See http://multiverseaccordingtoben.blogspot.com/2010/10/singularity-institutes-scary-idea-and.html (section titled “My History with SIAI”) and http://en.wikipedia.org/wiki/OpenCog (which says that OpenCog incorporates the MOSES system mentioned in the 2007 post).
“What is missing for the SIAI to actually start working on friendly AI?”
I think that question is answered by Yudkowsky in his interview with Baez:
Yudkowsky’s position, widely known, is that it is unsafe to do otherwise. I imagine that is why they are not funding researchers to work on extending MOSES (or any other AGI work for that matter), but that’s just speculation on my part.
To learn more about the work people are doing to build AGI, check out the conferences series on AGI at http://agi-conf.org/ agi-conf.org, organized by Ben Goertzel, advisor to SIAI (formerly Director of Research). Videos of most of the talks and tutorials are available for free, along with PDFs of the conference papers.
The biggest problem in designing FAI is that nobody knows how to build AI. If you don’t know how to build an AI, it’s hard to figure out how to make it friendly. It’s like thinking about how to make a computer play chess well before anybody knows how to make a computer.
In the meantime, there’s lots of pre-FAI work to be done. There are many unsolved problems in metaethics, decision theory, anthropics, cosmology, and other subjects that seem to be highly relevant to later FAI development. I’m currently working (with others) toward defining those problems so that they can be engaged by the wider academic community.
Even if we presume to know how to build an AI, figuring out the Friendly part still seems to be a long way off. Some AI building plans or/and architectures (e.g. evolutionary methods) are also totally useless F-wise, even though they may lead to a general AI.
What we actually need is knowledge about how to build a very specific type of an AI, and unfortunately, it appears that the A(G)I (sub)field with it’s “anything that works” attitude isn’t going to provide one.
Correct!
(You don’t make an AI friendly.

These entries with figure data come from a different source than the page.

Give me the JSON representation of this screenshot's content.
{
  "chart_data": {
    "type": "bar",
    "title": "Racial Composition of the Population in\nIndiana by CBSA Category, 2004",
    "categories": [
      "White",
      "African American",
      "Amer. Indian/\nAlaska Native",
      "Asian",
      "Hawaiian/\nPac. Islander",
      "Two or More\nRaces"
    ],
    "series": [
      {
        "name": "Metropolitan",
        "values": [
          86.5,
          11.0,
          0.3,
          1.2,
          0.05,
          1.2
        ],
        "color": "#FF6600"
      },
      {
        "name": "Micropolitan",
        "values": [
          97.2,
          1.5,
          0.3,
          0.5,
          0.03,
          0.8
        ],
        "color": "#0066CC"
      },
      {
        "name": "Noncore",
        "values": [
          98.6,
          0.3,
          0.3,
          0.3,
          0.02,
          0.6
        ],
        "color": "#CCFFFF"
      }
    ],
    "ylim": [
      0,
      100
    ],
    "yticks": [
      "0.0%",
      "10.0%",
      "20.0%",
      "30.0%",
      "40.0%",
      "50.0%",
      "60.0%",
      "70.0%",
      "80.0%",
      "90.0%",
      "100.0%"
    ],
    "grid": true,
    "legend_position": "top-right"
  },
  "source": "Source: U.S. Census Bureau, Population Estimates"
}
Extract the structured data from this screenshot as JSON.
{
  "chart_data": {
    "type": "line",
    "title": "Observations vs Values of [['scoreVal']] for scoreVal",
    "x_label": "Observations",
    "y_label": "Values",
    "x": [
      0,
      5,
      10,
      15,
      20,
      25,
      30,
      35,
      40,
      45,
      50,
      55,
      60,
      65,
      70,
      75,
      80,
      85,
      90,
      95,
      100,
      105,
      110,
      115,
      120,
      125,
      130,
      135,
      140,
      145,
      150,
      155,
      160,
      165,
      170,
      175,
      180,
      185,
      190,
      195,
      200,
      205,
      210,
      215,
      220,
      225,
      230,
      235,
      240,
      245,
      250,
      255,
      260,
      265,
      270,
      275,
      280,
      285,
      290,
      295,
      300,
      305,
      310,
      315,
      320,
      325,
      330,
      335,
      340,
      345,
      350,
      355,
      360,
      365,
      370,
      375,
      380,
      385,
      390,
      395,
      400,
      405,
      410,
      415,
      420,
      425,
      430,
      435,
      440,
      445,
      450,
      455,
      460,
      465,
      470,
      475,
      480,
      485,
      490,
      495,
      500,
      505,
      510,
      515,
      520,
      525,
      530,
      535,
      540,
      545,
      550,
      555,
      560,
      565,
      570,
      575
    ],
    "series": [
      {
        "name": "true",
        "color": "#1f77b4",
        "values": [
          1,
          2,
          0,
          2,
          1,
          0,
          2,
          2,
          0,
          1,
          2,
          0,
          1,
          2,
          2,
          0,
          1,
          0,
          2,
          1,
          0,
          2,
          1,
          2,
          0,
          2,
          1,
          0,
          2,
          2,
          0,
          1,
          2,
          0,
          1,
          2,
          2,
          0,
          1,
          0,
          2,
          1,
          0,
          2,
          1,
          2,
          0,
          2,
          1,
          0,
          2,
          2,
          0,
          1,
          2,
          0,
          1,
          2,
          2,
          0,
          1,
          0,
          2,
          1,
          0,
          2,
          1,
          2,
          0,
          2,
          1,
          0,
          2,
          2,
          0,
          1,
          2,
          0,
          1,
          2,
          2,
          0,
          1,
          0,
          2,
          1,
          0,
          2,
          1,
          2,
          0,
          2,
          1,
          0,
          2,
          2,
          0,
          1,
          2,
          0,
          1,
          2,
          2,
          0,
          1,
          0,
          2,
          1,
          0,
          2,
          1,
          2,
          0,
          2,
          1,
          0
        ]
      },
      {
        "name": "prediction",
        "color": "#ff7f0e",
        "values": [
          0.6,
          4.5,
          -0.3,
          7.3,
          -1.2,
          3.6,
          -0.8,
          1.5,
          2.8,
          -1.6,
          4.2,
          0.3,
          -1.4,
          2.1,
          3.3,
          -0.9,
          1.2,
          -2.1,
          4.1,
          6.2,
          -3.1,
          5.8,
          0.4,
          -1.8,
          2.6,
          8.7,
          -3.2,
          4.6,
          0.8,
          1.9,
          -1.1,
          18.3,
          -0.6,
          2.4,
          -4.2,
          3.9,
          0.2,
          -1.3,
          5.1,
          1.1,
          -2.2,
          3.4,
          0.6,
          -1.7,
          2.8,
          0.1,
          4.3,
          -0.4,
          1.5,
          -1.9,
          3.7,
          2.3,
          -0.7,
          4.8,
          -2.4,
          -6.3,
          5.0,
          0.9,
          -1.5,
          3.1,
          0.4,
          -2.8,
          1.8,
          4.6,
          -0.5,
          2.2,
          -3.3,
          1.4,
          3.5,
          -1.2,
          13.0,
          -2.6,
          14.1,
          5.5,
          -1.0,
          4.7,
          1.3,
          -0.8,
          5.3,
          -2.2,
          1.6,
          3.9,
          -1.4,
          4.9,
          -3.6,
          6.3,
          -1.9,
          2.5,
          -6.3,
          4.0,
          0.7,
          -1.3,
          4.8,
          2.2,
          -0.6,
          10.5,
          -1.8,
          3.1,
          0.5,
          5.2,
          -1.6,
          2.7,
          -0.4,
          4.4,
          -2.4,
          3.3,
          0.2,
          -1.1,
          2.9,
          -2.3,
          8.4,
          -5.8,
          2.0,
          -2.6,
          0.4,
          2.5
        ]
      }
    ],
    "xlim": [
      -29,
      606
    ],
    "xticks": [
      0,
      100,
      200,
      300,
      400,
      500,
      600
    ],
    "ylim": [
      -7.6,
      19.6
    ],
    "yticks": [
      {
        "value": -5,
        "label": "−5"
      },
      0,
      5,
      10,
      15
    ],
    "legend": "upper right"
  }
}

You make a Friendly AI. Making an AI friendly is like making a text file good reading.)
Yes, I know. ‘Making an AI friendly’ is just a manner of speaking, like talking about humans having utility functions.
I assumed you know, which is why it was a parenthetical, mainly clarifying for the benefit of others. Disagreement with the method of presentation.
Okay.
Do you therefore donate to OpenCog? They have the roadmap/timeline you seek (http://opencog.org/roadmap/).
Great questions.
No delete button is an awesome feature. WTF?
I want to be able to downvote this!
Edit: In this particular case, I shouldn’t, since it wasn’t intentional. (Incidentally, this is the way to amend/retract comments. Adding a note. There is a separate use case of removing stuff posted by mistake.)
jmed writes that it was originally a comment posted by accident that couldn’t be deleted, so my comment doesn’t apply in this case. But giving users ability to block downvoting and still having their text fixed in discussion seems like a bad thing. Even “revoked” comments need to be community-moderated. I understand that this is intended to set up incentives that prevent deletion of comments, but perhaps limiting negative comment score instead could do the trick.
Oh, so that’s why I see all these comments with text struck out! I don’t understand why the feature works this way and I don’t like it. Did someone explain the rationale somewhere?
Comments can still be edited down to the former deletion message, but one-button deletion was replaced with revocation in order to deincentivize the deletion of comments with children.